RTT is the time taken by a packet to reach its destination from the source and then back.
This RTT is very essential in calculating the next ISN number of the target.

The ATTACK: Once we have taken the samples of the sequence numbers used by the
target host and disabled the trusted host, a SYN packet will be sent to the target
with spoofed trusted host address. The target receiving the SYN responds back to the trusted
host with SYN/ACK. Since the trusted host is already disabled by the attacker, it will not
respond with RST packets. The attacker should be able to predict sequence numbers
(remember sequence numbers will be incremented 128,000/second and 64,000/connection
and +1 since we are ACKING) and ACK back the target host with trusted host IP address.
Thus a valid session is established between the target and the attacker.
The following figure shows this process.

               +-+-+-+-+-+                +-+-+-+-+-+-+-+
               |         |     SYN        |             |
               |ATTACKER |--------------->|             |
               |         |                |             |
               +-+-+-+-+-+                |             |
               |         |    SYN/ACK     |             |
               | TRUSTED |<---------------| DESTINATION |
               |         |                |             |
               +-+-+-+-+-+                |             |
               |         |                |             |  
               |ATTACKER |     ACK        |             |
               |         |--------------->|             |
               +-+-+-+-+-+                +-+-+-+-+-+-+-+

The attack looks pretty!!! Spoofing the IP addresses is very easy
(there are a lot of tools available for that) but predicting the sequence numbers
is a hard task.

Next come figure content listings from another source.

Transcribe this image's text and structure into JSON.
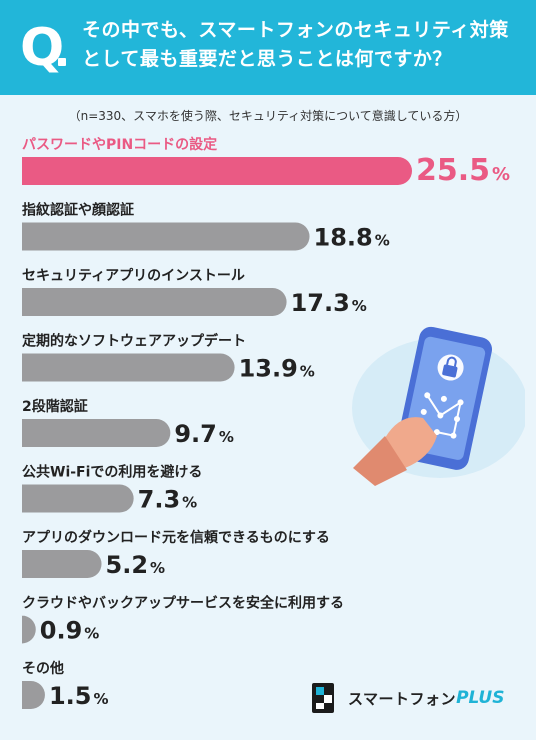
{
  "header": {
    "q_label": "Q",
    "question": "その中でも、スマートフォンのセキュリティ対策として最も重要だと思うことは何ですか？"
  },
  "note": "（n=330、スマホを使う際、セキュリティ対策について意識している方）",
  "colors": {
    "header_bg": "#22b6d9",
    "panel_bg": "#eaf5fb",
    "highlight": "#ea5a84",
    "bar": "#9b9b9d",
    "text": "#222222"
  },
  "chart_data": {
    "type": "bar",
    "orientation": "horizontal",
    "unit": "%",
    "categories": [
      "パスワードやPINコードの設定",
      "指紋認証や顔認証",
      "セキュリティアプリのインストール",
      "定期的なソフトウェアアップデート",
      "2段階認証",
      "公共Wi-Fiでの利用を避ける",
      "アプリのダウンロード元を信頼できるものにする",
      "クラウドやバックアップサービスを安全に利用する",
      "その他"
    ],
    "values": [
      25.5,
      18.8,
      17.3,
      13.9,
      9.7,
      7.3,
      5.2,
      0.9,
      1.5
    ],
    "value_labels": [
      "25.5",
      "18.8",
      "17.3",
      "13.9",
      "9.7",
      "7.3",
      "5.2",
      "0.9",
      "1.5"
    ],
    "highlight_index": 0
  },
  "illustration": {
    "icon": "smartphone-lock-icon"
  },
  "logo": {
    "text": "スマートフォン",
    "plus": "PLUS"
  }
}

There are even some tools available (like Mendax for Linux) to predict
the sequence numbers. But still it is a hard task for newbies to start with such an attack. 

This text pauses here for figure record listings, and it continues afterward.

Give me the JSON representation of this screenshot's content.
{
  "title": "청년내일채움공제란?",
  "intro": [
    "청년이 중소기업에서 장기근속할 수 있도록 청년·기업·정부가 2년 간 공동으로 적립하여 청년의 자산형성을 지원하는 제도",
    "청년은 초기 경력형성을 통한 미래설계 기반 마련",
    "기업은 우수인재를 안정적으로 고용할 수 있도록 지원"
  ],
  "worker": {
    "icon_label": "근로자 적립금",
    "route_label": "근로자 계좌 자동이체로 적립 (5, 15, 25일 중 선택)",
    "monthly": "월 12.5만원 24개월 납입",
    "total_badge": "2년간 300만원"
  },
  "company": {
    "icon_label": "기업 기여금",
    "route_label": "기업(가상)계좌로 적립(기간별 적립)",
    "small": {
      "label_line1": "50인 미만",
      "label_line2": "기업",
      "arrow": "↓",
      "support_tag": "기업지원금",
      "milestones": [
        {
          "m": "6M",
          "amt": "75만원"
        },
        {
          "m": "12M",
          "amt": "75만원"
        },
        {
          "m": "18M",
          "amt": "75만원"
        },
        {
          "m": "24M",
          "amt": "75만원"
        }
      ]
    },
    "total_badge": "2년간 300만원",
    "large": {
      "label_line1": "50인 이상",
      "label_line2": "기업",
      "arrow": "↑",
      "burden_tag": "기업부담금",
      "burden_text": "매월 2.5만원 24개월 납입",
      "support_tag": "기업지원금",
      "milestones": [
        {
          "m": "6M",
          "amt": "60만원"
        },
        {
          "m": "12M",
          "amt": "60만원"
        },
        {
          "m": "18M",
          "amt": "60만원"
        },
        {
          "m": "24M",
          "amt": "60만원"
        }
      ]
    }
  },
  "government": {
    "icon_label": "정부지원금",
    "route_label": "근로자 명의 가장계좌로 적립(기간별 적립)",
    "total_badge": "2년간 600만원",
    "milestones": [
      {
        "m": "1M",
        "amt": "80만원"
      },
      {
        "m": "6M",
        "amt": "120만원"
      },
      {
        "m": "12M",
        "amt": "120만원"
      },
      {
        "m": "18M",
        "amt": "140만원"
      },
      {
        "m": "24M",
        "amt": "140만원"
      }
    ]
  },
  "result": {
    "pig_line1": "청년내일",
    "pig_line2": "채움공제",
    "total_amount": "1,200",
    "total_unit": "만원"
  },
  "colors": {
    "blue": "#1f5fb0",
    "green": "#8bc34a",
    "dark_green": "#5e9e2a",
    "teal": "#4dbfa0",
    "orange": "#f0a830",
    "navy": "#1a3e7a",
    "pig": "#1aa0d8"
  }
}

Note: Not many Windows systems use the address based authentication system,
mostly the R service suites such as (rlogin, rsh etc...) on X-Windows system are
vulnerable to IP spoofing. There are lot of tools available on the net for UNIX based systems.

Protecting your systems from spoofed attacks: 
* One way is to avoid using source address authentication systems.

* Normally routers receiving the packets on a network only look at the
destination address for the packet and send the packet to the destination.
So packets from outside your network which claim to originate from your LAN
will also be sent to their destination. Routers should be configured to reject such packets.

* Encryption methods should be employed for the network traffic.

* Random sequence numbers should be initiated at the servers which make the task
to predict the ISN a lot harder.

Tools available for IP spoofing:

Neworder maintains an excellent archive of IP Spoofing software.
The archive includes various tools for generating custom IP, TCP, UDP packets.